Raghavendra Verma, just-food.com
New Delhi, October 11, 2013
Wal-Mart’s decision to terminate its Indian joint venture with the Bharti Enterprises was not unexpected.
"The joint venture was like trying to run a three legged race with one leg of each partner tied together," Arvind Singhal, chairman at Technopak Advisors, tells just-food.
The two companies operated stores in India under the Best Price Modern Wholesale and Easyday banners. Wal-Mart will now take full ownership of the wholesale business, the US retail giant announced on Wednesday (9 October). For its part, Bharti will operate the consumer facing Easyday retail stores across all formats.
According to Singhal, many of the difficulties faced by the partnership were rooted in India’s foreign direct investment regulations, which were updated last year. "Not much progress has been made – if any – by Wal-Mart…because investments are needed in both the areas but Walmart cannot invest into the front end," he tells just-food.
India’s restrictions on FDI had been hindering growth for both Wal-Mart and Bharti, Singhal argues.
New Indian FDI regulations require foreign investment to be channelled into creating fresh capacity rather than purchasing or investing in existing front-end and back-end operations.
Devangshu Dutta, chief executive of retail consulting firm Third Eyesight, says this contributed to mounting tensions regarding strategy and operations. In particular, Dutta highlights that FDI regulations meant that "Bharti would not have achieved any sort of cashing out of its investment in favour of Wal-Mart in the future."
The split paves the way for Wal-Mart to step up growth in India, pundits suggest.
"Wal-Mart can now go ahead without having to worry too much about the compliance with Indian foreign direct investment rules like local sourcing and any restrictions on back-end and front-end investments as none of those conditions apply on the cash-and-carry business," Singhal notes.
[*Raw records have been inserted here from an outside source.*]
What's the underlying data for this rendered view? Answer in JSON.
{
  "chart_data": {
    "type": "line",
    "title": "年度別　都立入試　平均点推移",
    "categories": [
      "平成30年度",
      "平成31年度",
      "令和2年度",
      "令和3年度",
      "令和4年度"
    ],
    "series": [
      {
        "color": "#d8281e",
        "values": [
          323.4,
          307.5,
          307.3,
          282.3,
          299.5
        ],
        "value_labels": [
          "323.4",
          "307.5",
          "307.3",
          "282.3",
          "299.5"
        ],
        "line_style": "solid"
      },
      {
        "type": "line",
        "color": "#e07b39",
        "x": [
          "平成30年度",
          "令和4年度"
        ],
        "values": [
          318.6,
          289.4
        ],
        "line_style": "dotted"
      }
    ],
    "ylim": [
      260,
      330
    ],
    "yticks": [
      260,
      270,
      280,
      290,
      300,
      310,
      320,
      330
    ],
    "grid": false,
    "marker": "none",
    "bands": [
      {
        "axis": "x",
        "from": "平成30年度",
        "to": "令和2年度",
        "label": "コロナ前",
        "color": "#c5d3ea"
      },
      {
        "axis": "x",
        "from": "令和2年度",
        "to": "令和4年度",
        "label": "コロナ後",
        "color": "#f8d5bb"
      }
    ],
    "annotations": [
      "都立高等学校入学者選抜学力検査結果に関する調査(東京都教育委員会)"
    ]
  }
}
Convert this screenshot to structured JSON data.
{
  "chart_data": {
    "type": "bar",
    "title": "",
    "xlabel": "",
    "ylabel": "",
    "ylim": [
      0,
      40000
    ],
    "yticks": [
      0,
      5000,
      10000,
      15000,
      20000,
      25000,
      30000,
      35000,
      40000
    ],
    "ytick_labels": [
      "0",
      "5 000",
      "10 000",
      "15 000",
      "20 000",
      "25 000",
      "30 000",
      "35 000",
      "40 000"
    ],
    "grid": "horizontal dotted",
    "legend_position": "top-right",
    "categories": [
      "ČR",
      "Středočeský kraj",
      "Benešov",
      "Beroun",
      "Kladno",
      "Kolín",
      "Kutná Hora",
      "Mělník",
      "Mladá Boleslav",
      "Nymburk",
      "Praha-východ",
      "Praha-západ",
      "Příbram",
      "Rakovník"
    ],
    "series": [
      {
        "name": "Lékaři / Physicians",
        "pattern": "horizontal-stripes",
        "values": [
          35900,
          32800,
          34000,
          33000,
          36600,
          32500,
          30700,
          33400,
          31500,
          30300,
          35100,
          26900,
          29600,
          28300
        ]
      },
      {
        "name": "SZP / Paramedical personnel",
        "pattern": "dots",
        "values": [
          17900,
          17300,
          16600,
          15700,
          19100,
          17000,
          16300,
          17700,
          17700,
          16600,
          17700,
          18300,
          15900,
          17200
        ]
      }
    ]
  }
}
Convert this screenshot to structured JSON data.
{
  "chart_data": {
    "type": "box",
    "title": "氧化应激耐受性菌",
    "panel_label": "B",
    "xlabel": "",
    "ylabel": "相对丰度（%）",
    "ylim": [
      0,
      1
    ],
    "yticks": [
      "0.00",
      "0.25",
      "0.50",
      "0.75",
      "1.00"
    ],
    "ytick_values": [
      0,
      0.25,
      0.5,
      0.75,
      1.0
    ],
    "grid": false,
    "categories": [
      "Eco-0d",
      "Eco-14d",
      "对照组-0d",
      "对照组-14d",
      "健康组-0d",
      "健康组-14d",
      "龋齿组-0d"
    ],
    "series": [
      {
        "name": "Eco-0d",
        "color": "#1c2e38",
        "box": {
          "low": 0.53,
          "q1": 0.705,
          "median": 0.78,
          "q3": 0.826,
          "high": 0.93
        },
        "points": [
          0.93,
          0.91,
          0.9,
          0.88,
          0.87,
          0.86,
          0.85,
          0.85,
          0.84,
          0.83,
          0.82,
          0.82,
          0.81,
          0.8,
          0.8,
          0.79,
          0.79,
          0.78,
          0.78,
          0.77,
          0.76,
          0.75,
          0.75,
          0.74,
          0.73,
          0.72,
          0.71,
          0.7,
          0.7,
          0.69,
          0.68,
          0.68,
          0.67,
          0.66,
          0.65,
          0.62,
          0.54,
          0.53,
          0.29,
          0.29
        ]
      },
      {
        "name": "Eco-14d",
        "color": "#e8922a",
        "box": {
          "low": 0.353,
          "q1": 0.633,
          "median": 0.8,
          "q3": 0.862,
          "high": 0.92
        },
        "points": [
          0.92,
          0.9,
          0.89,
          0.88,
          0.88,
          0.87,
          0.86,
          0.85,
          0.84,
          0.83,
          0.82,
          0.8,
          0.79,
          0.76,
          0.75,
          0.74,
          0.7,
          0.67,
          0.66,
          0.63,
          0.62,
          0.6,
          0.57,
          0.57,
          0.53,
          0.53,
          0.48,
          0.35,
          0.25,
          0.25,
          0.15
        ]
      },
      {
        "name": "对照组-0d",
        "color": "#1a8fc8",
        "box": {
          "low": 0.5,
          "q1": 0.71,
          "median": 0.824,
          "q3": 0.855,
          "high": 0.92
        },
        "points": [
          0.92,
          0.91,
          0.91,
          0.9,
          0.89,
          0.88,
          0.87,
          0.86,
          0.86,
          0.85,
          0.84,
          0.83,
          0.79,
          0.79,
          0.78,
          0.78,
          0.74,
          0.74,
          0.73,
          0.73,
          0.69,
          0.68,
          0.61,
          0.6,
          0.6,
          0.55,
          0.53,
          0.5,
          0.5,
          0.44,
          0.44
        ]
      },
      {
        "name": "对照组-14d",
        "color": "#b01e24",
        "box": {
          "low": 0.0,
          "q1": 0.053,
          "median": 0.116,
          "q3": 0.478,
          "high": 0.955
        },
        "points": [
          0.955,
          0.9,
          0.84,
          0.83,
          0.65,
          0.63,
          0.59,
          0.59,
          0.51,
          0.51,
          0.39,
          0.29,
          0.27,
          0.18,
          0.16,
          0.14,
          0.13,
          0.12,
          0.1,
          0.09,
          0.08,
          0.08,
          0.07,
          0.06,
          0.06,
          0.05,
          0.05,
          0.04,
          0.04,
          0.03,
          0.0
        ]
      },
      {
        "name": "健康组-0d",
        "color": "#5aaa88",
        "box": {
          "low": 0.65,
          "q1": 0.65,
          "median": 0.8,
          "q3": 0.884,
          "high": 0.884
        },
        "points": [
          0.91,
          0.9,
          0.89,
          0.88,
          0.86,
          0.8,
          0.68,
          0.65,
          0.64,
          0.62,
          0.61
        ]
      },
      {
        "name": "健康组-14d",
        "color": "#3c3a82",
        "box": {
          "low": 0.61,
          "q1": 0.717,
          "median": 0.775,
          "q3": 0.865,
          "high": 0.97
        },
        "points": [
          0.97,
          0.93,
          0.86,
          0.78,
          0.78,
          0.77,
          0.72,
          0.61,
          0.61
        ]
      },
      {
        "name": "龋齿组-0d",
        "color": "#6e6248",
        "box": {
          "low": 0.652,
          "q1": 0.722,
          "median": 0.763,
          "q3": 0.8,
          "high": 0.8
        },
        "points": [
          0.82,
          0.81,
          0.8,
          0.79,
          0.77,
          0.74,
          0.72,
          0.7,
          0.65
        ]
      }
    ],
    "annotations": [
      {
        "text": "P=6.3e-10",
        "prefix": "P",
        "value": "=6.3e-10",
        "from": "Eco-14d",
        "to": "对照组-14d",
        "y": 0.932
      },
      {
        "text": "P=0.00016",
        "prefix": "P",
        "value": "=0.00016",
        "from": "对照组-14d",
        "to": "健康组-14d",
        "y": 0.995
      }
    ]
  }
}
The wholesale business stands to benefit from "the fragmented retail market and the myriad of small businesses in India" that "potentially provide a large customer base for the cash-and-carry business," Dutta adds.
However, he also warns that growth might be hard to deliver. "The business has been coasting for over a year without new openings that [had previously been] planned."
Dividing the business should prove beneficial for Bharti, because it will no longer face any restrictions on operating its supermarkets in opposition party ruled states, whose governments had been fighting foreign investments in organised retail. Singhal suggests Bharti might tap private equity financing to fund an expansion of its retail chain, arguing the breakup might help the Indian food retail sector grow.
Dutta says the supermarket chain stands to benefit from increasing branded food consumption and "issues related to the operating environment being tackled, such as the simplification of transaction taxes across states through the introduction of a common goods and services tax, and continued investment in transport infrastructure".
That said, the break-up could dampen investment sentiment in India.
India Ratings & Research director of corporate ratings firm, Deep N Mukherjee, observes that foreign investors are already wary because of recent cases involving breaches of the US’s Foreign Corrupt Practises Act that have involved Indian businesses.
India’s retail sector might contract in the two quarters to March 2014. "Higher consumer inflation and marginal nominal wage growth are expected to act as major deterrents for consumer spending," Mukherjee comments. "Lower operating profitability will continue," along with "higher funding costs and working-capital requirements, which are exerting pressure on operating cash flows of Indian retailers," he continues.
However there is a silver lining: "In the short-term, modern retail businesses certainly need to become smarter and leaner to sustain themselves, but in the long term, the trend is positive," said Dutta.